The half-brother of MotoGP legend Valentino Rossi, Luca Marini, says the seven-time premier class champion can be a useful ally for his debut campaign in Moto2.
Marini, 18, will compete full-time in the intermediate class for Forward Racing this season, having made his first appearance in a one-off at Misano last year for the Pons team.
The Italian, who is part of Rossi’s VR46 Riders Academy, also finished fifth overall in the Spanish-based CEV Moto2 series with Pons in 2015.
Speaking to Motorsport.com, Marini acknowledged his relationship with Rossi inevitably puts him more in the spotlight – but thinks overall it’s an advantage rather than a drawback.
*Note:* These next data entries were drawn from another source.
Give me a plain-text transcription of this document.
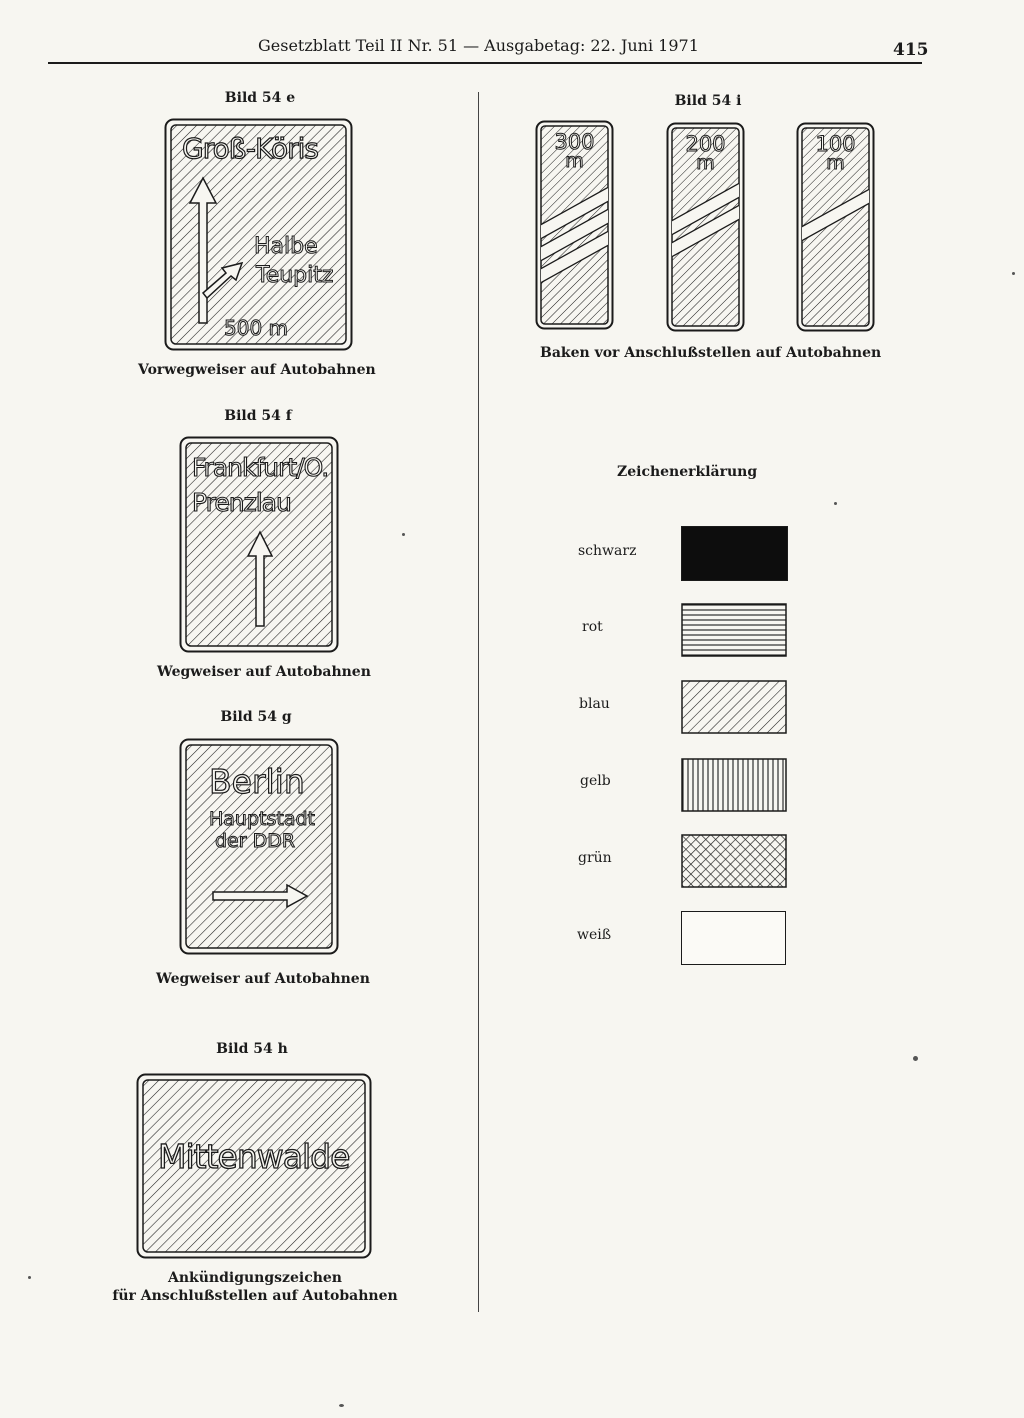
Gesetzblatt Teil II Nr. 51 — Ausgabetag: 22. Juni 1971	415
Bild 54 e
Groß-Köris
Halbe
Teupitz
500 m
Vorwegweiser auf Autobahnen
Bild 54 f
Frankfurt/O.
Prenzlau
Wegweiser auf Autobahnen
Bild 54 g
Berlin
Hauptstadt
der DDR
Wegweiser auf Autobahnen
Bild 54 h
Mittenwalde
Ankündigungszeichen
für Anschlußstellen auf Autobahnen
Bild 54 i
300
m
200
m
100
m
Baken vor Anschlußstellen auf Autobahnen
Zeichenerklärung
schwarz
rot
blau
gelb
grün
weiß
“Of course there will be more pressure from the media, but I believe I’ve learned to handle it well, especially last year,” he said. “So this won’t be something that worries me much.
“On the contrary, I think it’s something that will help me a lot, because luckily Valentino still races and he can therefore give me a hand before the races, with some advice on the tracks I don’t know.”
Speaking about his goals for his first full season in the Grand Prix paddock, Marini added: “My objective for 2016 is to learn as much as possible.
“Every time I make an error, I must learn from it and avoid repeating it. Also the circuits are all new, as well as my competitors, so it will be a learning year.
“I want to get through the year knowing I’ve given it 100 percent and without regrets.”
VR46 Academy "a great opportunity"
Along with Marini, the VR46 Riders Academy also boasts Italian Moto2 stars Franco Morbidelli and Lorenzo Baldassarri in its ranks, as well as Moto3 riders Romano Fenati and Niccola Antonelli.
“The Academy is a great thing,” said Marini. “It’s a great opportunity that Valentino has given to the most promising young Italian riders.
“It can help me develop, not just as a rider but as a person, because it’s a brilliant group – we see each other all the time and train together.”
Can Marini picture himself ever racing against his half-brother before the latter decides to hang up his helmet?
“Surely it’s a dream, but I have to be really strong [to move up] and hope Valentino continues to race in MotoGP for a few more years,” he said.
“We will see – I will try to make him stay in MotoGP as long as possible, at least while he still enjoys it!”